President Barack Obama’s budget and political allies would be on track to raise taxes by $1.8 trillion over the next decade, if the tea party hadn’t won the 2010 election and given the GOP control of the House.
That’s the tax increase sought by Obama in his budget request for 2015 that he sent to Capitol Hill Tuesday.
But the request won’t go anywhere because the GOP has a majority in the House, courtesy of the 2010 tea party voters.
But Obama is hoping his $3.9 trillion budget request will boost his 2014 campaign, in which he hopes to maintain control of the Senate from insurgent tea party and GOP voters.
So far, the GOP remains united against the Obama budget, despite efforts by Obama to split the GOP via a business-backed push for increased low-wage immigration.
Obama’s budget request would also spike the federal government’s debt to $25 trillion in 2024, up from $10.6 trillion in January 2009, according to a study of the budget request by Sen.
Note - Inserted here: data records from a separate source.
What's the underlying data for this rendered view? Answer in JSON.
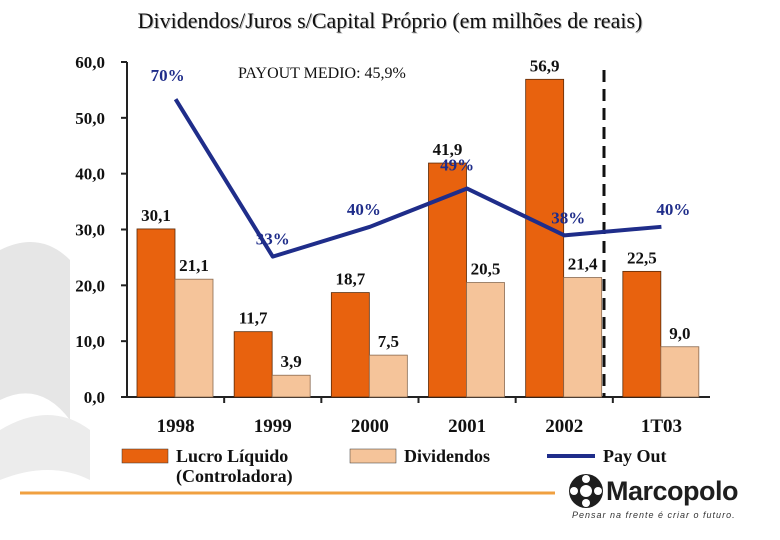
{
  "chart_data": {
    "type": "bar",
    "title": "Dividendos/Juros s/Capital Próprio (em milhões de reais)",
    "annotation": "PAYOUT MEDIO: 45,9%",
    "categories": [
      "1998",
      "1999",
      "2000",
      "2001",
      "2002",
      "1T03"
    ],
    "ylim": [
      0,
      60
    ],
    "yticks": [
      0,
      10,
      20,
      30,
      40,
      50,
      60
    ],
    "ytick_labels": [
      "0,0",
      "10,0",
      "20,0",
      "30,0",
      "40,0",
      "50,0",
      "60,0"
    ],
    "series": [
      {
        "name": "Lucro Líquido (Controladora)",
        "type": "bar",
        "color": "#e8620e",
        "values": [
          30.1,
          11.7,
          18.7,
          41.9,
          56.9,
          22.5
        ],
        "labels": [
          "30,1",
          "11,7",
          "18,7",
          "41,9",
          "56,9",
          "22,5"
        ]
      },
      {
        "name": "Dividendos",
        "type": "bar",
        "color": "#f5c49a",
        "values": [
          21.1,
          3.9,
          7.5,
          20.5,
          21.4,
          9.0
        ],
        "labels": [
          "21,1",
          "3,9",
          "7,5",
          "20,5",
          "21,4",
          "9,0"
        ]
      },
      {
        "name": "Pay Out",
        "type": "line",
        "color": "#1f2d8a",
        "values": [
          70,
          33,
          40,
          49,
          38,
          40
        ],
        "labels": [
          "70%",
          "33%",
          "40%",
          "49%",
          "38%",
          "40%"
        ]
      }
    ],
    "legend": {
      "profit_line1": "Lucro Líquido",
      "profit_line2": "(Controladora)",
      "dividends": "Dividendos",
      "payout": "Pay Out"
    }
  },
  "footer": {
    "brand": "Marcopolo",
    "slogan": "Pensar na frente é criar o futuro."
  }
}
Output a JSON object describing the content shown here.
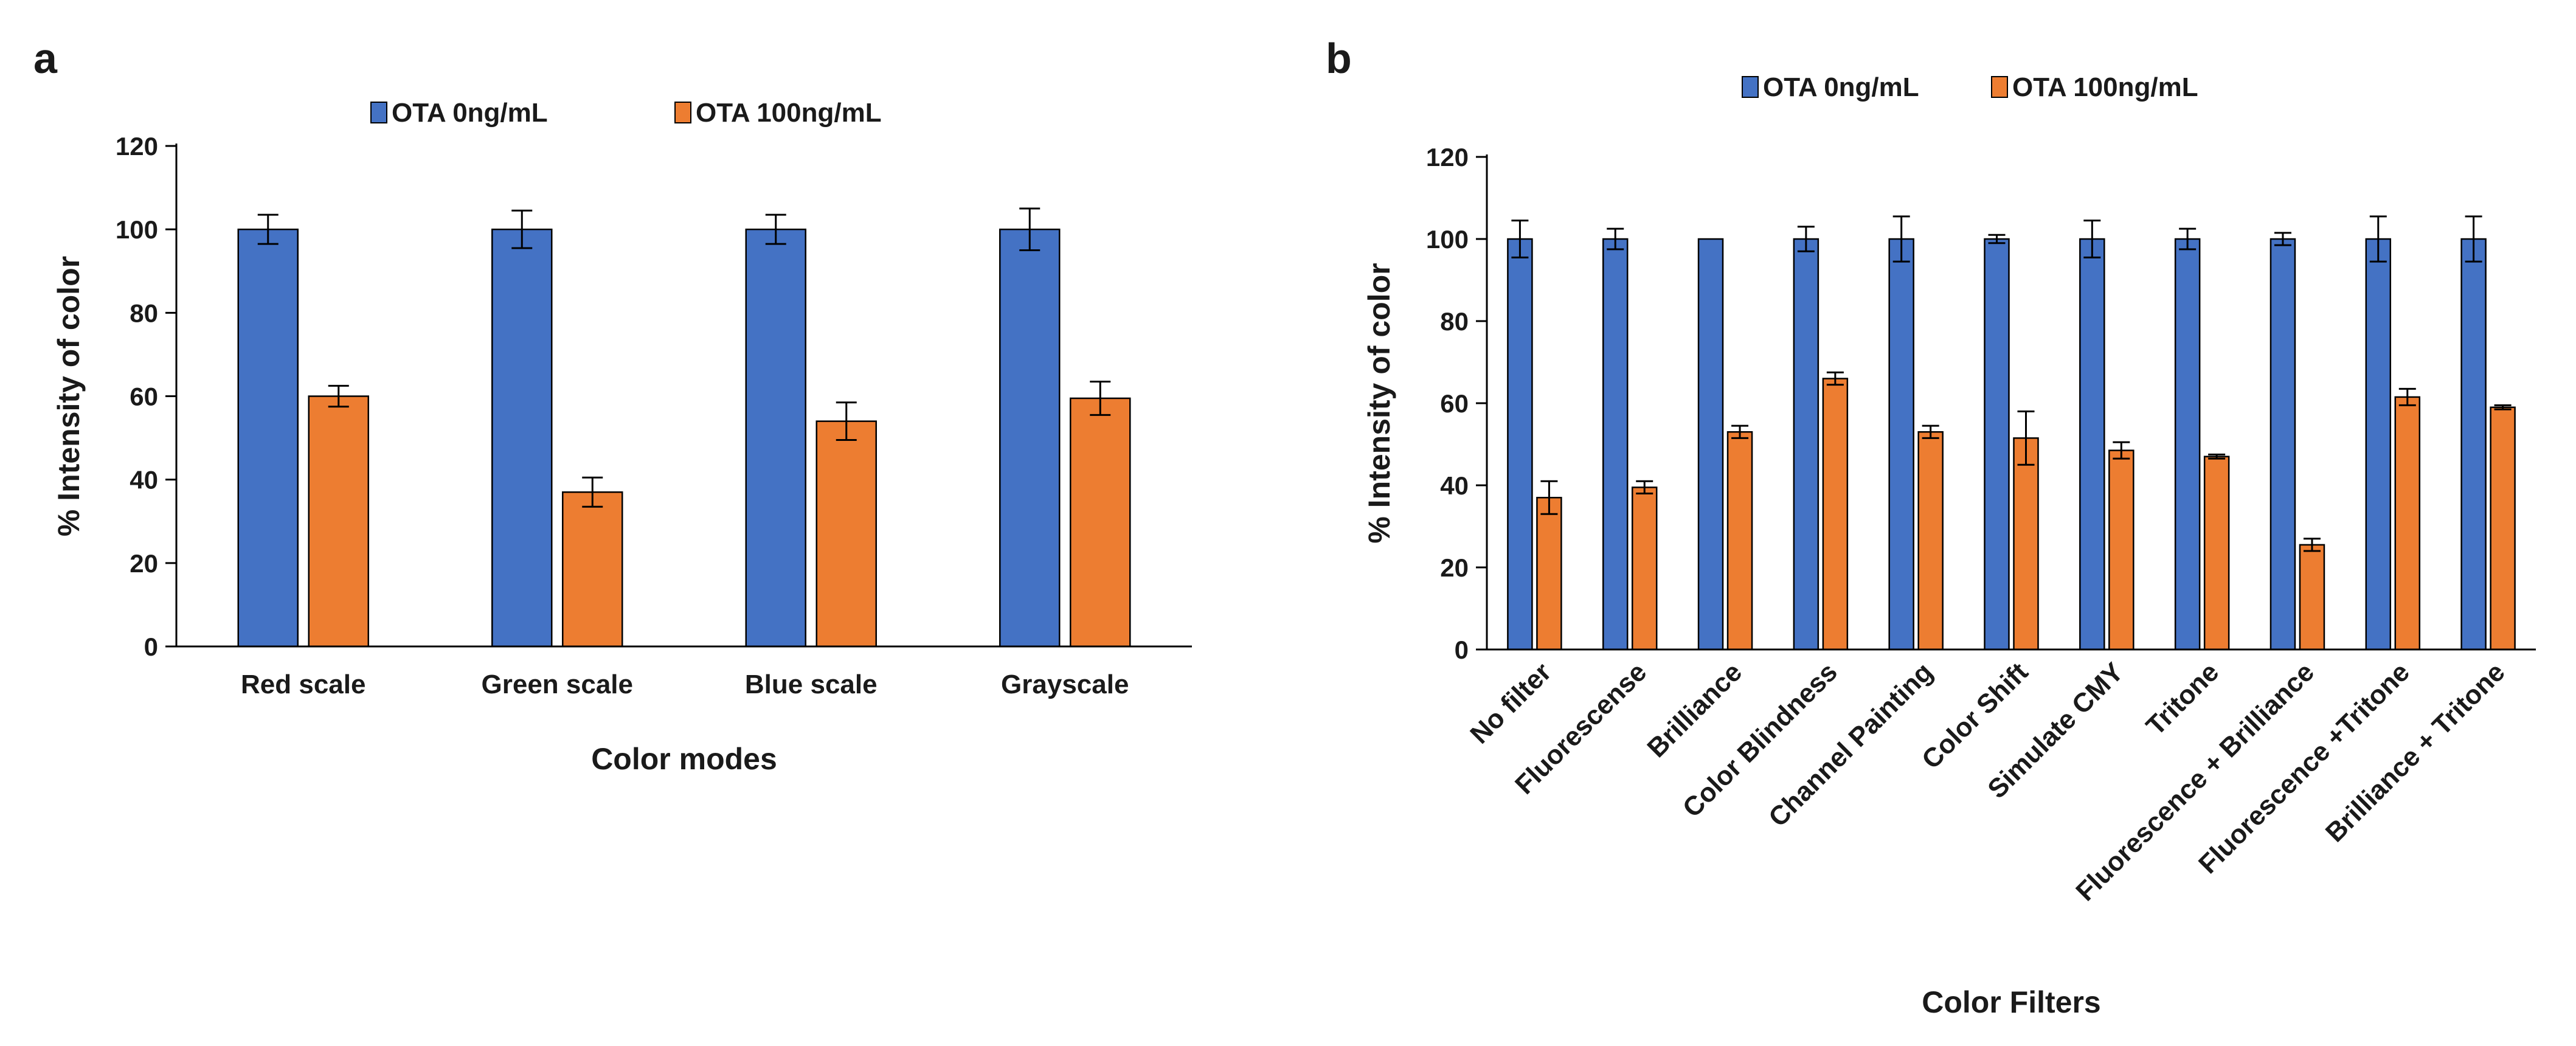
{
  "colors": {
    "series0": "#4472c4",
    "series1": "#ed7d31",
    "axis": "#000000"
  },
  "chart_data": [
    {
      "panel_label": "a",
      "type": "bar",
      "xlabel": "Color modes",
      "ylabel": "% Intensity of color",
      "ylim": [
        0,
        120
      ],
      "yticks": [
        0,
        20,
        40,
        60,
        80,
        100,
        120
      ],
      "grid": false,
      "legend_position": "top-center",
      "categories": [
        "Red scale",
        "Green scale",
        "Blue scale",
        "Grayscale"
      ],
      "series": [
        {
          "name": "OTA 0ng/mL",
          "color": "#4472c4",
          "values": [
            100,
            100,
            100,
            100
          ],
          "errors": [
            3.5,
            4.5,
            3.5,
            5
          ]
        },
        {
          "name": "OTA 100ng/mL",
          "color": "#ed7d31",
          "values": [
            60,
            37,
            54,
            59.5
          ],
          "errors": [
            2.5,
            3.5,
            4.5,
            4
          ]
        }
      ]
    },
    {
      "panel_label": "b",
      "type": "bar",
      "xlabel": "Color Filters",
      "ylabel": "% Intensity  of color",
      "ylim": [
        0,
        120
      ],
      "yticks": [
        0,
        20,
        40,
        60,
        80,
        100,
        120
      ],
      "grid": false,
      "legend_position": "top-center",
      "categories": [
        "No filter",
        "Fluorescense",
        "Brilliance",
        "Color Blindness",
        "Channel Painting",
        "Color Shift",
        "Simulate CMY",
        "Tritone",
        "Fluorescence + Brilliance",
        "Fluorescence +Tritone",
        "Brilliance + Tritone"
      ],
      "series": [
        {
          "name": "OTA 0ng/mL",
          "color": "#4472c4",
          "values": [
            100,
            100,
            100,
            100,
            100,
            100,
            100,
            100,
            100,
            100,
            100
          ],
          "errors": [
            4.5,
            2.5,
            0,
            3,
            5.5,
            1,
            4.5,
            2.5,
            1.5,
            5.5,
            5.5
          ]
        },
        {
          "name": "OTA 100ng/mL",
          "color": "#ed7d31",
          "values": [
            37,
            39.5,
            53,
            66,
            53,
            51.5,
            48.5,
            47,
            25.5,
            61.5,
            59
          ],
          "errors": [
            4,
            1.5,
            1.5,
            1.5,
            1.5,
            6.5,
            2,
            0.5,
            1.5,
            2,
            0.5
          ]
        }
      ]
    }
  ]
}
Jeff Sessions, the top-raking GOP senator on the Senate Budget Committee.
Federal spending would boost federal spending from $3.6 trillion in 2014 to $5.9 trillion in 2024, said the budget committee. That’s a boost of 63 percent, and up $300 billion from 2014 spending levels.
The budget request would also punch through the bipartisan budget agreement that was approved in December after years of negotiations by GOP and Democratic legislators.
He’s asking for $56 billion above the agreement’s 2015 level, and $114 billion above 2014′s spending, said Sessions’ statement.
Obama is also asking for $791 billion above the agreement’s 10-year spending target.
White House officials said their tax increases would be fair and would help lower-income Americans.
The president’s proposal would raise taxes for the top two percent of earners by limiting tax breaks in a variety of ways, principally by limiting deductions to 28 percent of individuals’ expenses, said Gene Sperling, the director of the White House’s National Economic Council.
The second tax increase is supposed to be the so-called “Buffett Rule,” which would impose a roughly 15 percent tax on the wealthiest Americans whose income isn’t significantly taxed.
The tax changes “will make our tax code more fair [and] more progressive, do better for people who want to invest in their future or college [and] for people trying to get up the ladder, and ask a little more of the most fortunate families,” Sperling said in a Tuesday budget briefing.
The budget proposal would also lower taxes for other Americans, said Sperling.
But those tax cuts are mostly spending programs, such as the Earned Income Tax Credit, which provide payments to people who work for low wages. The EITC payments are often in excess of their federal tax payments.
GOP leaders slammed the White House’s effort to grow government.
“The President’s plan is an open declaration that deficits don’t matter, debt doesn’t matter, and that reality itself doesn’t matter,” Sessions said in his statement.
“It will further grow the government, shrink the middle class, and shield the political elite from accountability as they raid the nation’s wealth,” said Sessions.
Sessions pushed his budget criticism into a broader criticism of the federal government’s appetite.
“As Washington prospers, workers suffer. The causes are clear: energy restrictions that destroy jobs; regulations that hamstring productivity; a health law that shrinks the workforce; a welfare policy that penalizes work; a trade policy that sends jobs overseas; an immigration policy that reduces wages; and a crushing tax and debt burden that drains our vitality and growth,” he wrote.